20 Minute Body Weight Endurance Cardio | Royally Fit

20 Minute Body Weight Cardio Endurance Workout 
Print Workout Here 

We have loads of variety for today’s workout. We have 10 moves, 45 on, 15 off. Once you work your way through all 10 moves, repeat for a quick core focused 20-minute Cardio Endurance workout.

 

Warm-Up:

  • Included in the workout

Exercises:

Fast Squats -Simply squat it out as fast as you can

Plank Walk Outs – Start in a standing position. Slowly lean forward and walk yourself into a plank position. With control slowly start to walk your hands back and you come back into your standing position.

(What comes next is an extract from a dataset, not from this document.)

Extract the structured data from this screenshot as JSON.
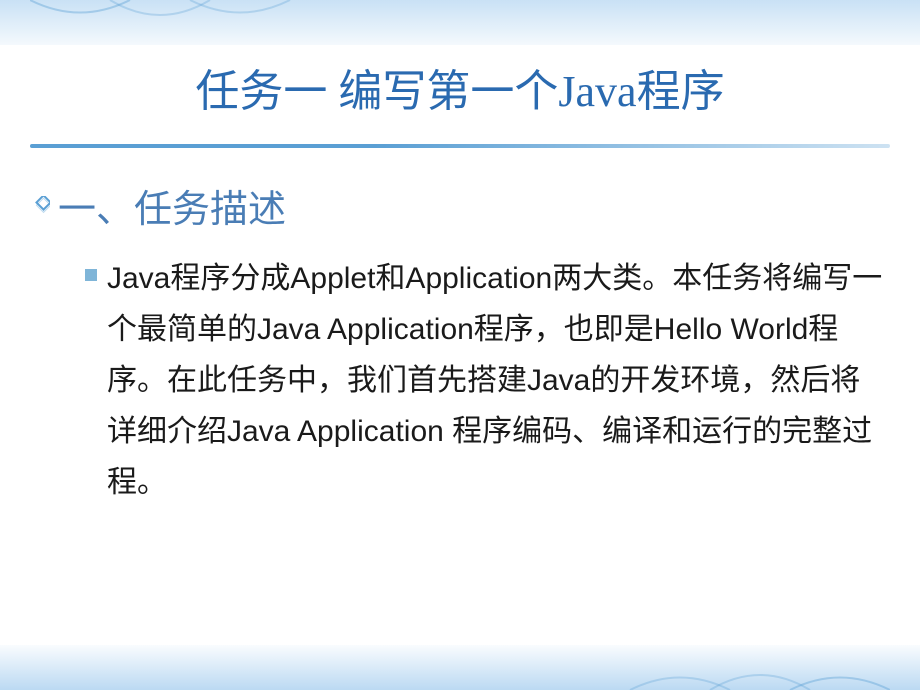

X Jump to Squat – Start with your feet out wide and jump them into a criss cross positing, creating an X with your feet. From there jump down into a low squat.

Jump Rope

Static Squat with Alternating Side Crunch – Sink low into a squat and stay low the whole 45 seconds. Bring your elbows wide with your hands behind your head. Exhale and crunch your right elbow towards your right knee. Inhale to starting position and alternate sides.

High Knee to Lateral Leg Lift – Right – Stand tall with the weight in your left leg. Lift your right knee high towards your bellow button. Release back down and now lift your foot out wide performing a lateral leg lift.

High Knee to Lateral Leg Lift – Left

Push Up with 4 Alternating Knee Ins – Perform a classic push up followed with 4 knee ins. Drive your knee towards your opposite shoulder to engage the core, alternate sides 2 times each and return to your push up

In and Out Feet to Sprawl – Channel your inner football player ladies, we are gong to sink down into a half squat and go in and out with our feet as fat as we can. When I saw DROP, drop down chest to floor then pop back up and continue with your in and out feet.

Plank – Classic plank, knees or toes, on your hands or forearms

Complete 5-10 minutes of nice gentle stretching.